Fifteen years after a magnitude 9.1 earthquake and tsunami struck off the coast of Indonesia, killing more than 200,000 people in over a dozen countries, geologists are still working to understand the complex fault systems that run through Earth’s crust.
While major faults are easy for geologists to spot, these large features are connected to other, smaller faults and fractures in the rock. Identifying these smaller faults is painstaking, requiring weeks to study individual slices from a 3D image.
Researchers at the University of Texas at Austin are shaking up the process with deep learning models that identify geologic fault systems from 3D seismic images, saving scientists time and resources. The developers used NVIDIA GPUs and synthetic data to train neural networks that spot small, subtle faults typically missed by human interpreters.
Examining fault systems helps scientists to determine which seismic features are older than others and to study regions of interest like continental margins, where a continental plate meets an oceanic one.
Seismic analyses are also used in the energy sector to plan drilling and rigging activities to extract oil and natural gas, as well as the opposite process of carbon sequestration — injecting carbon dioxide back into the ground to mitigate the effects of climate change.
“Deep learning isn’t just a little bit more accurate — it’s on a whole different level both in accuracy and efficiency.” – Sergey Fomel
“Sometimes you want to drill into the fractures, and sometimes you want to stay away from them,” said Sergey Fomel, geological sciences professor at UT Austin. “But in either case, you need to know where they are.”
Tracing Cracks in Earth’s Upper Crust
Seismic fault systems are so complex that researchers analyzing real-world data by hand miss some of the finer cracks and fissures connected to a major fault. As a result, a deep learning model trained on human-annotated datasets will also miss these smaller fractures.
To get around this limitation, the researchers created synthetic data of seismic faults. Using synthetic data meant the scientists already knew the location of each major and minor fault in the dataset. This ground-truth baseline enabled them to train an AI model that surpasses the accuracy of manual labeling.
The team’s deep learning model parses 3D volumetric data to determine the probability that there’s a fault at every pixel within the image. Geologists can then go through the regions the neural network has flagged as having a high probability of faults present to conduct their analyses.
“Geologists help explain what happened throughout the history of geologic time,” he said. “They still need to analyze the AI model’s results to create the story, but we want to relieve them from the labor of trying to pick these features out manually. It’s not the best use of geologists’ time.”
Fomel said it can take up to a month to analyze by hand fault systems that take just seconds to process with the team’s CNN-based model, using an NVIDIA GPU for inference. Previous automated methods took hours and were much less accurate.
“Deep learning isn’t just a little bit more accurate — it’s on a whole different level both in accuracy and efficiency,” Fomel said. “It’s a game changer in terms of automatic interpretation.”

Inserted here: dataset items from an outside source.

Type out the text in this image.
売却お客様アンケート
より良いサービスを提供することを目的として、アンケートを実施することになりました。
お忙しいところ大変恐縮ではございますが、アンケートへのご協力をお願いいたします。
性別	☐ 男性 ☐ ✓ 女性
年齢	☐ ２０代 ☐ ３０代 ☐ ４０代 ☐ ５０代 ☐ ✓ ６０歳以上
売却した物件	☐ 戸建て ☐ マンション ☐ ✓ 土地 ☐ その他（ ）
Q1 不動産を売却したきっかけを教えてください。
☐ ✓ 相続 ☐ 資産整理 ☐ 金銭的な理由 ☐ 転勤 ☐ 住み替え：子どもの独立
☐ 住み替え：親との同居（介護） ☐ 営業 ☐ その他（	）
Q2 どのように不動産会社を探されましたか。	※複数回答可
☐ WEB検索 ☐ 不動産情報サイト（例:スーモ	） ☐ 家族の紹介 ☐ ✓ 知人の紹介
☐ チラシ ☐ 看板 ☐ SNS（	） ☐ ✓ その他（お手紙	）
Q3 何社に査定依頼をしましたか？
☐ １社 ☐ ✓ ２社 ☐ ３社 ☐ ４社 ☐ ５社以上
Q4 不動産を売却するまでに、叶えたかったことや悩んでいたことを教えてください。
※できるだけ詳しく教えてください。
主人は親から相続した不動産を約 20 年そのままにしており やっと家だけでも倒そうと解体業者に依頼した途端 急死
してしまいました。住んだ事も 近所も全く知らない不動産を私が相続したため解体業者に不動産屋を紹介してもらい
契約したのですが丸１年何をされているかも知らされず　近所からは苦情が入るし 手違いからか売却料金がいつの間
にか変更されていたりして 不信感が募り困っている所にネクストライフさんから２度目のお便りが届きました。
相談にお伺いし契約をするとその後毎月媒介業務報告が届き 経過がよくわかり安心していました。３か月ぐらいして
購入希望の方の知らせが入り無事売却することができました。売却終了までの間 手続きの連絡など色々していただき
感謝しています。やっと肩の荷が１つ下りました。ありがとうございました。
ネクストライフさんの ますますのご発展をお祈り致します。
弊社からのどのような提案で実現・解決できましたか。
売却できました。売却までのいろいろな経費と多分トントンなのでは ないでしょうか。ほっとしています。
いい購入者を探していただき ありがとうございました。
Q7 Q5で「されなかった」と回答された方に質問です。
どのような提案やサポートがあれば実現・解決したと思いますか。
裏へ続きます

The researchers trained their neural networks on the Texas Advanced Computing Center’s Maverick2 system, powered by NVIDIA GPUs. Their deep learning models were built using the PyTorch and TensorFlow deep learning frameworks, as well as the Madagascar software package for geophysical data analysis.
Besides faults, these algorithms can be used to detect other features geologists examine, including salt bodies, sedimentary layers and channels. The researchers are also designing neural networks to calculate relative geologic time from seismic data — a measure that gives scientists detailed information about geologic structures.